4) Ask for two or three references.
5) What structure do you use for teaching?
6) Do you teach your students to read music?
7) What types of music do you teach?
8) How much do you charge and what are the lengths of your lessons?

Numbers 5 and 6 are, in my opinion, the most important.

Also, don't be afraid to ask questions! You are the one paying for them and you deserve to get the best teacher you can for your money. Lessons are not cheap!

Here is a second source you may be interested in. It is a well thought out and well structured course.

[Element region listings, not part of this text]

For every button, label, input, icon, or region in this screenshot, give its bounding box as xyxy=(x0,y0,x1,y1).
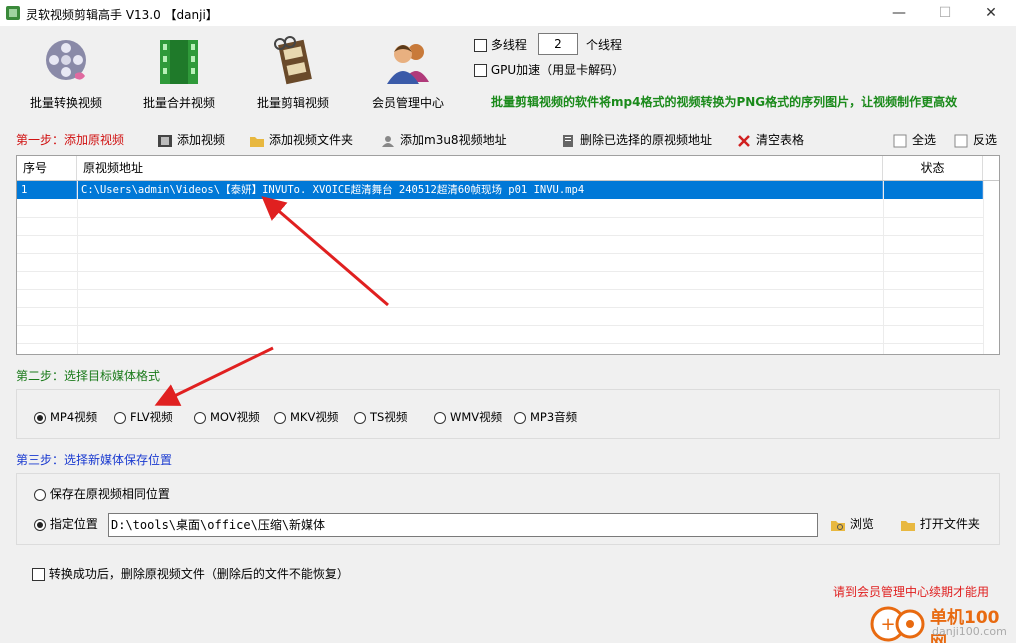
arrow-to-row xyxy=(261,196,389,307)
arrow-to-flv xyxy=(154,346,274,406)
annotation-arrows xyxy=(154,196,389,406)
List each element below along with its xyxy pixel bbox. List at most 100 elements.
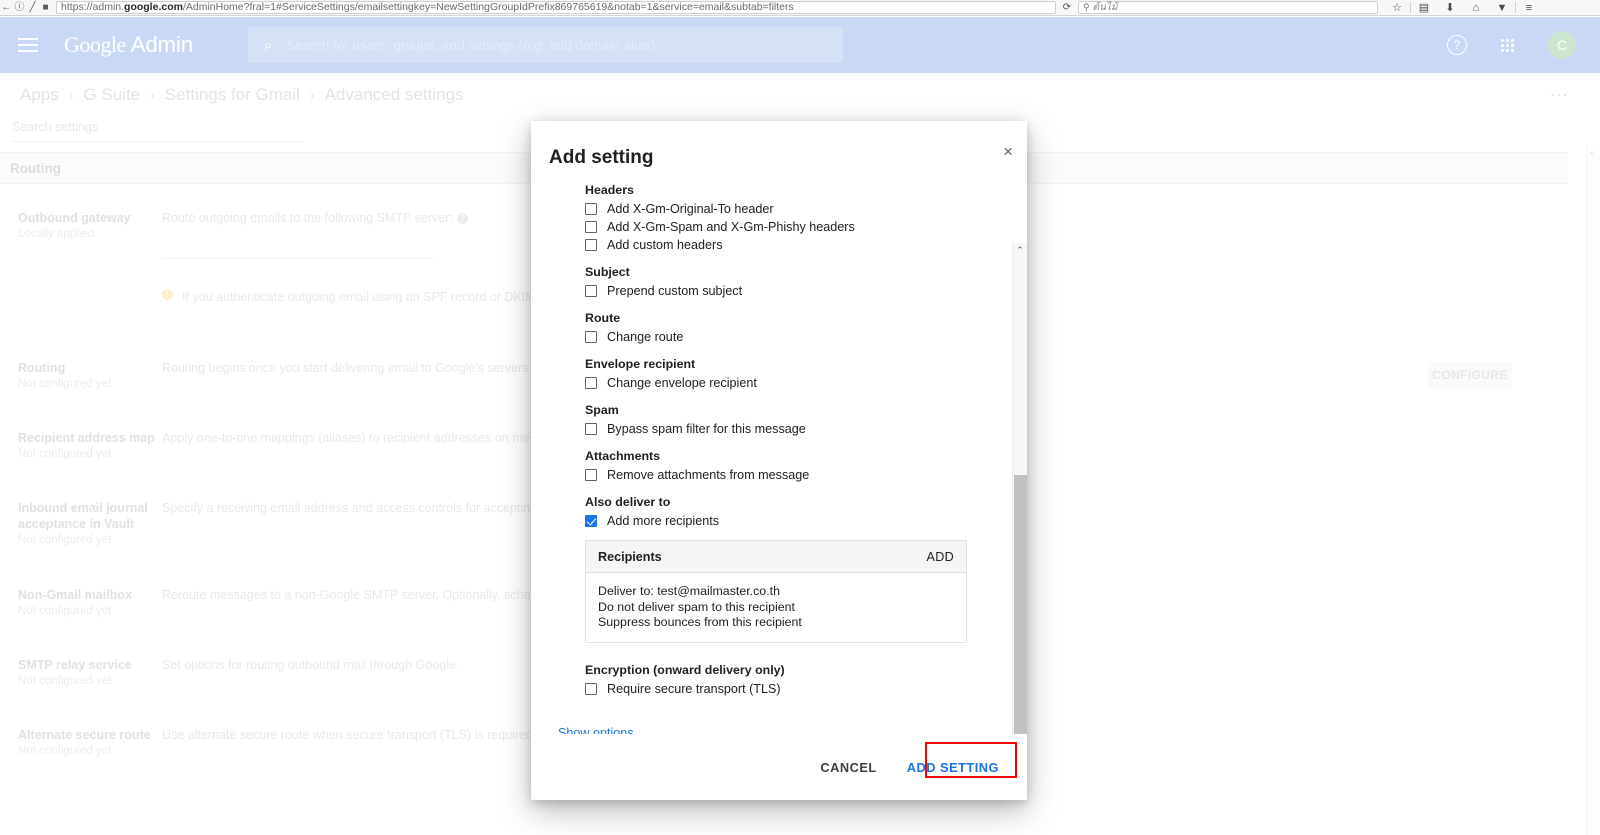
page-scrollbar[interactable] — [1586, 146, 1600, 835]
option-change-route[interactable]: Change route — [585, 328, 1027, 346]
breadcrumb-item-gsuite[interactable]: G Suite — [73, 85, 150, 105]
address-bar[interactable]: https://admin.google.com/AdminHome?fral=… — [56, 1, 1056, 14]
avatar[interactable]: C — [1548, 31, 1576, 59]
row-description-text: Route outgoing emails to the following S… — [162, 211, 453, 225]
settings-search-input[interactable]: Search settings — [12, 120, 302, 142]
row-status: Not configured yet — [18, 534, 112, 546]
group-title: Headers — [585, 183, 634, 197]
bookmark-icon[interactable]: ☆ — [1384, 0, 1410, 16]
checkbox[interactable] — [585, 331, 597, 343]
recipients-table-header: Recipients ADD — [586, 541, 966, 573]
group-envelope-recipient: Envelope recipient Change envelope recip… — [585, 357, 1027, 392]
cancel-button[interactable]: CANCEL — [808, 750, 888, 785]
checkbox[interactable] — [585, 203, 597, 215]
row-label: Inbound email journal acceptance in Vaul… — [0, 500, 150, 548]
option-add-more-recipients[interactable]: Add more recipients — [585, 512, 1027, 530]
warning-icon: ! — [162, 289, 173, 300]
add-setting-dialog: Add setting × Headers Add X-Gm-Original-… — [531, 121, 1027, 800]
option-add-xgm-original-to[interactable]: Add X-Gm-Original-To header — [585, 200, 1027, 218]
group-encryption: Encryption (onward delivery only) Requir… — [585, 663, 1027, 698]
row-label: Routing Not configured yet — [0, 360, 162, 392]
option-label: Add custom headers — [607, 238, 723, 252]
scroll-up-icon[interactable]: ⌃ — [1013, 243, 1027, 257]
overflow-menu-icon[interactable]: ⋮ — [1548, 86, 1590, 105]
show-options-link[interactable]: Show options — [558, 726, 1027, 735]
help-icon[interactable]: ? — [456, 213, 468, 224]
checkbox[interactable] — [585, 423, 597, 435]
recipient-bounce-rule: Suppress bounces from this recipient — [598, 615, 802, 629]
browser-action-icons: ☆ ▤ ⬇ ⌂ ▼ ≡ — [1384, 0, 1542, 16]
option-label: Bypass spam filter for this message — [607, 422, 806, 436]
brand-logo[interactable]: Google Admin — [64, 32, 193, 58]
breadcrumb-item-apps[interactable]: Apps — [10, 85, 69, 105]
hamburger-menu-icon[interactable] — [18, 30, 48, 60]
row-name: Alternate secure route — [18, 728, 151, 742]
dialog-title: Add setting — [549, 147, 654, 168]
recipients-table-row[interactable]: Deliver to: test@mailmaster.co.th Do not… — [586, 573, 966, 642]
row-label: Alternate secure route Not configured ye… — [0, 727, 162, 759]
row-name: Non-Gmail mailbox — [18, 588, 132, 602]
close-icon[interactable]: × — [1003, 143, 1013, 160]
scrollbar-track[interactable] — [1013, 257, 1027, 734]
group-title: Route — [585, 311, 621, 325]
reload-icon[interactable]: ⟳ — [1056, 2, 1078, 13]
checkbox[interactable] — [585, 377, 597, 389]
scroll-up-icon[interactable]: ⌃ — [1587, 150, 1596, 163]
global-search-placeholder: Search for users, groups, and settings (… — [286, 37, 656, 53]
section-title: Routing — [10, 160, 61, 176]
option-bypass-spam-filter[interactable]: Bypass spam filter for this message — [585, 420, 1027, 438]
option-label: Prepend custom subject — [607, 284, 743, 298]
option-prepend-custom-subject[interactable]: Prepend custom subject — [585, 282, 1027, 300]
recipient-deliver-to: Deliver to: test@mailmaster.co.th — [598, 584, 780, 598]
browser-search-input[interactable]: ⚲ ต้นไม้ — [1078, 1, 1378, 14]
option-change-envelope-recipient[interactable]: Change envelope recipient — [585, 374, 1027, 392]
checkbox[interactable] — [585, 221, 597, 233]
search-icon: ⚲ — [1083, 2, 1090, 12]
scrollbar-thumb[interactable] — [1014, 475, 1027, 734]
row-name: Recipient address map — [18, 431, 155, 445]
group-title: Subject — [585, 265, 630, 279]
home-icon[interactable]: ⌂ — [1463, 0, 1489, 16]
row-name: SMTP relay service — [18, 658, 132, 672]
checkbox[interactable] — [585, 239, 597, 251]
option-remove-attachments[interactable]: Remove attachments from message — [585, 466, 1027, 484]
group-route: Route Change route — [585, 311, 1027, 346]
apps-grid-icon[interactable] — [1501, 38, 1514, 52]
download-icon[interactable]: ⬇ — [1437, 0, 1463, 16]
configure-button[interactable]: CONFIGURE — [1428, 362, 1512, 388]
option-add-xgm-spam-phishy[interactable]: Add X-Gm-Spam and X-Gm-Phishy headers — [585, 218, 1027, 236]
breadcrumb-item-settings-for-gmail[interactable]: Settings for Gmail — [155, 85, 310, 105]
add-setting-button[interactable]: ADD SETTING — [895, 750, 1011, 785]
smtp-server-input[interactable] — [162, 258, 434, 259]
library-icon[interactable]: ▤ — [1411, 0, 1437, 16]
row-warning-text: If you authenticate outgoing email using… — [182, 290, 590, 304]
pencil-icon: ╱ — [29, 1, 36, 13]
option-label: Add more recipients — [607, 514, 719, 528]
pocket-icon[interactable]: ▼ — [1489, 0, 1515, 16]
app-header: Google Admin ⌕ Search for users, groups, … — [0, 17, 1600, 73]
global-search-input[interactable]: ⌕ Search for users, groups, and settings… — [248, 27, 844, 63]
option-label: Change route — [607, 330, 684, 344]
browser-menu-icon[interactable]: ≡ — [1516, 0, 1542, 16]
row-status: Not configured yet — [18, 378, 112, 390]
page-info-icon[interactable]: ⓘ — [13, 0, 26, 16]
checkbox[interactable] — [585, 682, 597, 695]
row-name: Routing — [18, 361, 66, 375]
breadcrumb-item-advanced-settings[interactable]: Advanced settings — [315, 85, 474, 105]
back-icon[interactable]: ← — [0, 0, 13, 16]
option-add-custom-headers[interactable]: Add custom headers — [585, 236, 1027, 254]
checkbox[interactable] — [585, 515, 597, 527]
browser-toolbar: ← ⓘ ╱ ■ https://admin.google.com/AdminHo… — [0, 0, 1600, 16]
dialog-scrollbar[interactable]: ⌃ ⌄ — [1012, 243, 1027, 734]
help-icon[interactable]: ? — [1447, 35, 1467, 55]
group-headers: Headers Add X-Gm-Original-To header Add … — [585, 183, 1027, 254]
option-require-secure-transport[interactable]: Require secure transport (TLS) — [585, 680, 1027, 698]
option-label: Change envelope recipient — [607, 376, 757, 390]
row-status: Not configured yet — [18, 605, 112, 617]
row-name: Inbound email journal acceptance in Vaul… — [18, 501, 148, 531]
checkbox[interactable] — [585, 469, 597, 481]
row-status: Locally applied — [18, 228, 95, 240]
add-recipient-button[interactable]: ADD — [927, 550, 955, 564]
checkbox[interactable] — [585, 285, 597, 297]
option-label: Require secure transport (TLS) — [607, 681, 781, 696]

Guitar Lessons on DVD, Learn Guitar at Home - Instructional DVD Programs by Legacy Learning Systems | Bringing Personal Dreams Within Reach


----------



## zontar (Oct 25, 2007)

Didn't you post this before?
Oh well, it's a topic worthy of discussion.


----------



## Mooh (Mar 7, 2007)

zontar said:


> Didn't you post this before?
> Oh well, it's a topic worthy of discussion.


Yes.

http://www.guitarscanada.com/theory-technique/31235-how-choose-good-guitar-instructor.html

Peace, Mooh.


----------



## Steadfastly (Nov 14, 2008)

Obviously, I did. That Mooh has got a mind like a steel trap doesn't he? I thought I had only posted it on HC forum. Oh well, here it is again in case someone can use the information and missed it the first time around.


----------